3) SARMAŞIK Gıda Bankası Projesinin en temel yasal dayanağı 5018 sayılı Kamu Mali Yönetimi ve Kontrol Kanununun 29.maddesine göre Bakanlar Kurulu'nca çıkarılan 11536 sayılı yönetmeliktir. Bu yönetmelikte kamu kurumlarının derneklere yapacağı yardımlarda aranan en önemli kriter derneğin yapacağı çalışma ile "kamu yararı gözetilmesi" koşuludur. Şimdi Valiliğe sormak istiyoruz; Gıda Bankası'ndan destek alan ve yoksullukları İçişleri Bakanlığı müfettişlerince evlerine gidilerek tespit edilip rapora da yazılan 2300 açlık sınırındaki aileye her ay düzenli gıda desteğinde bulunmak kamu yararı değilse, bundan daha önemli ve yerini bulan kamu yararı çalışması nedir öğrenmek istiyoruz?
4) Diyarbakır Valiliği eliyle yapılan sosyal yardım çalışmaları, basına yansıyan görüntülerden de anlaşılacağı gibi ortada.
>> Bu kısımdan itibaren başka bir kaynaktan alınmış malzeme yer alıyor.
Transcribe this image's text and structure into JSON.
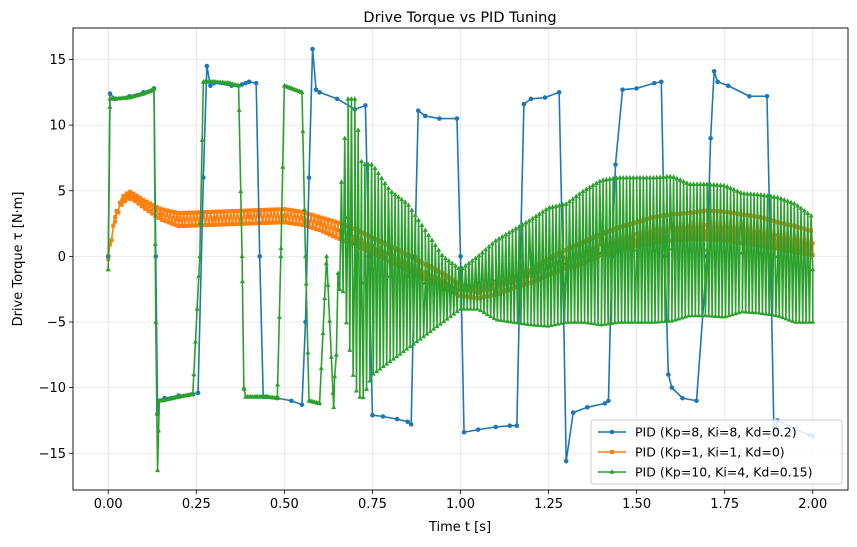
{
  "chart_data": {
    "type": "line",
    "title": "Drive Torque vs PID Tuning",
    "xlabel": "Time t  [s]",
    "ylabel": "Drive Torque τ  [N·m]",
    "xlim": [
      -0.1,
      2.1
    ],
    "ylim": [
      -17.8,
      17.4
    ],
    "xticks": [
      0.0,
      0.25,
      0.5,
      0.75,
      1.0,
      1.25,
      1.5,
      1.75,
      2.0
    ],
    "xtick_labels": [
      "0.00",
      "0.25",
      "0.50",
      "0.75",
      "1.00",
      "1.25",
      "1.50",
      "1.75",
      "2.00"
    ],
    "yticks": [
      -15,
      -10,
      -5,
      0,
      5,
      10,
      15
    ],
    "ytick_labels": [
      "−15",
      "−10",
      "−5",
      "0",
      "5",
      "10",
      "15"
    ],
    "grid": true,
    "legend_position": "lower-right",
    "series": [
      {
        "name": "PID (Kp=8, Ki=8, Kd=0.2)",
        "color": "#1f77b4",
        "marker": "circle",
        "x": [
          0.0,
          0.005,
          0.02,
          0.06,
          0.1,
          0.13,
          0.135,
          0.14,
          0.145,
          0.16,
          0.2,
          0.24,
          0.255,
          0.27,
          0.28,
          0.29,
          0.3,
          0.35,
          0.38,
          0.39,
          0.4,
          0.42,
          0.43,
          0.44,
          0.45,
          0.48,
          0.52,
          0.55,
          0.56,
          0.57,
          0.58,
          0.59,
          0.6,
          0.65,
          0.7,
          0.73,
          0.74,
          0.75,
          0.78,
          0.82,
          0.85,
          0.86,
          0.87,
          0.88,
          0.9,
          0.94,
          0.99,
          1.0,
          1.01,
          1.05,
          1.1,
          1.14,
          1.16,
          1.17,
          1.18,
          1.2,
          1.24,
          1.28,
          1.29,
          1.3,
          1.32,
          1.36,
          1.41,
          1.42,
          1.43,
          1.44,
          1.46,
          1.5,
          1.55,
          1.57,
          1.58,
          1.59,
          1.6,
          1.63,
          1.67,
          1.7,
          1.71,
          1.72,
          1.73,
          1.76,
          1.82,
          1.87,
          1.88,
          1.89,
          1.9,
          1.95,
          1.99,
          2.0
        ],
        "y": [
          0.0,
          12.4,
          12.0,
          12.2,
          12.5,
          12.8,
          0.0,
          -12.0,
          -11.0,
          -10.8,
          -10.6,
          -10.5,
          -10.4,
          6.0,
          14.5,
          13.0,
          13.2,
          13.0,
          13.1,
          13.2,
          13.3,
          13.2,
          0.0,
          -10.7,
          -10.7,
          -10.8,
          -11.0,
          -11.3,
          -5.0,
          6.0,
          15.8,
          12.7,
          12.5,
          12.0,
          11.2,
          11.5,
          0.0,
          -12.1,
          -12.2,
          -12.4,
          -12.6,
          -12.8,
          0.0,
          11.1,
          10.7,
          10.5,
          10.5,
          0.0,
          -13.4,
          -13.2,
          -13.0,
          -12.9,
          -12.9,
          0.0,
          11.6,
          12.0,
          12.1,
          12.5,
          0.0,
          -15.6,
          -11.9,
          -11.5,
          -11.2,
          -11.0,
          0.0,
          7.0,
          12.7,
          12.8,
          13.2,
          13.3,
          0.0,
          -9.0,
          -10.0,
          -10.8,
          -11.0,
          0.0,
          9.0,
          14.1,
          13.3,
          13.0,
          12.2,
          12.2,
          0.0,
          -13.7,
          -12.5,
          -13.2,
          -13.6,
          -13.7
        ]
      },
      {
        "name": "PID (Kp=1, Ki=1, Kd=0)",
        "color": "#ff7f0e",
        "marker": "square",
        "x": [
          0.0,
          0.02,
          0.04,
          0.06,
          0.08,
          0.1,
          0.15,
          0.2,
          0.3,
          0.4,
          0.5,
          0.55,
          0.6,
          0.65,
          0.7,
          0.75,
          0.8,
          0.85,
          0.9,
          0.95,
          1.0,
          1.05,
          1.1,
          1.15,
          1.2,
          1.25,
          1.3,
          1.35,
          1.4,
          1.45,
          1.5,
          1.55,
          1.6,
          1.65,
          1.7,
          1.75,
          1.8,
          1.85,
          1.9,
          1.95,
          2.0
        ],
        "y": [
          0.0,
          3.0,
          4.3,
          4.7,
          4.4,
          4.0,
          3.2,
          2.8,
          2.9,
          3.0,
          3.1,
          2.9,
          2.5,
          2.0,
          1.5,
          0.8,
          0.2,
          -0.5,
          -1.2,
          -1.8,
          -2.6,
          -2.8,
          -2.5,
          -2.0,
          -1.5,
          -0.8,
          -0.2,
          0.3,
          0.9,
          1.3,
          1.7,
          2.0,
          2.2,
          2.3,
          2.4,
          2.3,
          2.1,
          1.9,
          1.6,
          1.3,
          1.0
        ],
        "amp": [
          0.2,
          0.2,
          0.25,
          0.25,
          0.25,
          0.3,
          0.4,
          0.5,
          0.5,
          0.5,
          0.5,
          0.5,
          0.5,
          0.6,
          0.6,
          0.6,
          0.6,
          0.6,
          0.6,
          0.5,
          0.4,
          0.4,
          0.4,
          0.4,
          0.5,
          0.6,
          0.7,
          0.8,
          0.8,
          0.9,
          0.9,
          1.0,
          1.0,
          1.0,
          1.1,
          1.1,
          1.1,
          1.1,
          1.0,
          1.0,
          0.9
        ]
      },
      {
        "name": "PID (Kp=10, Ki=4, Kd=0.15)",
        "color": "#2ca02c",
        "marker": "triangle",
        "x": [
          0.0,
          0.005,
          0.02,
          0.06,
          0.1,
          0.12,
          0.13,
          0.135,
          0.14,
          0.145,
          0.15,
          0.2,
          0.24,
          0.26,
          0.27,
          0.3,
          0.34,
          0.37,
          0.38,
          0.385,
          0.39,
          0.42,
          0.45,
          0.48,
          0.49,
          0.5,
          0.52,
          0.55,
          0.56,
          0.57,
          0.6,
          0.62,
          0.64,
          0.66,
          0.68,
          0.7,
          0.72,
          0.75,
          0.8,
          0.85,
          0.9,
          0.95,
          1.0,
          1.05,
          1.1,
          1.15,
          1.2,
          1.25,
          1.3,
          1.35,
          1.4,
          1.45,
          1.5,
          1.55,
          1.6,
          1.65,
          1.7,
          1.75,
          1.8,
          1.85,
          1.9,
          1.95,
          2.0
        ],
        "y": [
          -1.0,
          12.0,
          12.0,
          12.1,
          12.4,
          12.6,
          12.8,
          -5.0,
          -16.3,
          -11.0,
          -11.0,
          -10.7,
          -10.5,
          0.0,
          13.3,
          13.3,
          13.2,
          13.0,
          0.0,
          -10.0,
          -10.7,
          -10.7,
          -10.7,
          -10.8,
          0.0,
          13.0,
          12.8,
          12.5,
          0.0,
          -11.0,
          -11.2,
          0.0,
          -11.5,
          2.0,
          3.0,
          1.0,
          -2.0,
          -1.0,
          -1.5,
          -1.5,
          -2.0,
          -2.5,
          -2.5,
          -2.0,
          -1.8,
          -1.5,
          -1.2,
          -0.8,
          -0.5,
          0.0,
          0.3,
          0.5,
          0.5,
          0.5,
          0.6,
          0.5,
          0.5,
          0.4,
          0.3,
          0.2,
          0.0,
          -0.5,
          -1.0
        ],
        "amp": [
          0,
          0,
          0,
          0,
          0,
          0,
          0,
          0,
          0,
          0,
          0,
          0,
          0,
          0,
          0,
          0,
          0,
          0,
          0,
          0,
          0,
          0,
          0,
          0,
          0,
          0,
          0,
          0,
          0,
          0,
          0,
          0,
          0,
          3.0,
          9.0,
          11.0,
          9.0,
          8.0,
          6.5,
          5.5,
          4.0,
          2.5,
          1.5,
          2.0,
          3.0,
          3.5,
          4.0,
          4.5,
          4.5,
          5.0,
          5.5,
          5.5,
          5.5,
          5.5,
          5.5,
          5.0,
          5.0,
          5.0,
          4.5,
          4.5,
          4.5,
          4.5,
          4.0
        ]
      }
    ]
  }
}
Bu tarz, yöntem ve anlayışa karşı çıktığımız ve karşı çıkmakla kalmayıp alternatif tarzını oluşturduğumuz için mi çalışmalarımız sabote ediliyor?
5) Yoksul insanlarımızın geleneksel yardım anlayışı ile sürekli bir yerlere bağımlı kılınması ve yoksullukları yüzlerine vurularak onurlarıyla oynanmasına devam edilmesi mi istenmektedir?
6) Türkiye ve özellikle de Diyarbakır'daki geleneksel ve de insan onurunu inciten yardım anlayışına alternatif, insana yaraşır bir tarzı çağdaş ve de adil yöntemlerle geliştirmeye çalışmanın diyeti mi ödetilmeye çalışılıyor?
7) Ülkemizdeki yardım kuruluşlarında yaşanan istismar ve de amaç dışı faaliyetlere girilmesi hususu gün geçmiyor ki gündeme gelmesin. Bu tür kurumlara duyulan güven her geçen gün sarsılmakta ve toplumsal dayanışmaya yurttaşın katılımı da zayıflamaktadır. SARMAŞIK Derneği yarattığı modelle şeffaf, katılımcı ve her an hesap verebilecek mekanizmaları oluşturan ve uygulayan bu nedenle de kamuoyu nezdinde güvenilir bir kurum olarak işini yapan ve de fark yaratan bir kurum olarak dikkatleri çekmeye başlamıştır. Yaratılan bu fark mı birilerini/bir yerleri rahatsız etti?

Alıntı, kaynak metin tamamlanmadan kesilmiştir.